Any passive pharmacovigilance system carries with it the caveat that many of the reports are not verified, and reports cannot be verified as reports are anonymous. Ideally, an analysis would include active surveillance data; active surveillance data, such as with the Vaccine Safety Datalink (VSD) has several advantages, as it follows a group of people for a period of time following vaccination, the amount of doses administered and patients is well known, and rates of AEs can be calculated. However, access to VSD data is limited for scientists outside the CDC and VSD network. However, the VSD only allows the public to access datasets from already published studies, published within the last ten years, and does not provide raw data [25]. Additionally, they provide links to only two published datasets available to the public [26,27], which are both published more than ten years ago (in 2007 and in 2010), meaning that their datasets are inaccessible to the public."

Round 3

Reviewer 1 Report

Comments and Suggestions for Authors

One thing that needs to improve is the quality of Figure 3. The labels are very small. 
The font of all figures should be changed to be consistent with the font of the texts. 

The layout and the texts are very messy. The title of the table should be placed on top of the tables.
Authors really need to follow the guidelines from the journal.
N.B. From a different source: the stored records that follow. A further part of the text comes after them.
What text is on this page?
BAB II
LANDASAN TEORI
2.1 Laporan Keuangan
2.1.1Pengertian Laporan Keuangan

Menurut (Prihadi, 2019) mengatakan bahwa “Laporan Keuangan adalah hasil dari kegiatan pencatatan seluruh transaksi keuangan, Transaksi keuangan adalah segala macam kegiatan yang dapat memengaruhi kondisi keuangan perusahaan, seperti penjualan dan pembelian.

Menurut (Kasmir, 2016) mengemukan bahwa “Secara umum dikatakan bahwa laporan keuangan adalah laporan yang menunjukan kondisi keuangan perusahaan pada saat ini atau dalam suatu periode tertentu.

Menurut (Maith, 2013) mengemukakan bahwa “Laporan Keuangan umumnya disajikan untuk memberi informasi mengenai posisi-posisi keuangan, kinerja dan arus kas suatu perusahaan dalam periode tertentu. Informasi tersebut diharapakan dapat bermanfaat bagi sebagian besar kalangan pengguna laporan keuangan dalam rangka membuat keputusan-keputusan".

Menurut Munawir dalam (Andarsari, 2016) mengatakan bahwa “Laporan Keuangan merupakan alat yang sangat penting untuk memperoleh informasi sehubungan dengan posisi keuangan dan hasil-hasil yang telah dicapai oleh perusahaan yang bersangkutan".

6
Use the heading appropriately as prepared by the template of the journal. 

Author Response

Comment 1: One thing that needs to improve is the quality of Figure 3. The labels are very small. 
The font of all figures should be changed to be consistent with the font of the texts.

Response 1: We thank the reviewer for this suggestion to improve readability. We have converted all fonts to Times New Roman, consistent with the text and have increased the size of the labels in Figure 3. 

Comment 2: The layout and the texts are very messy. The title of the table should be placed on top of the tables.

Response 2: We thank the reviewer for this comment. We have changed the cell size in Table 3 so that all the drug names fit on a single line. The table appeared more messy before. Additionally, we have put all table captions on top of the tables.

Comment 3: Authors really need to follow the guidelines from the journal. Use the heading appropriately as prepared by the template of the journal.  

Response 3: We thank the reviewer for this suggestion. We have adopted the heading conventions of MDPI and have labelled our headings with decimal numbers for subheadings.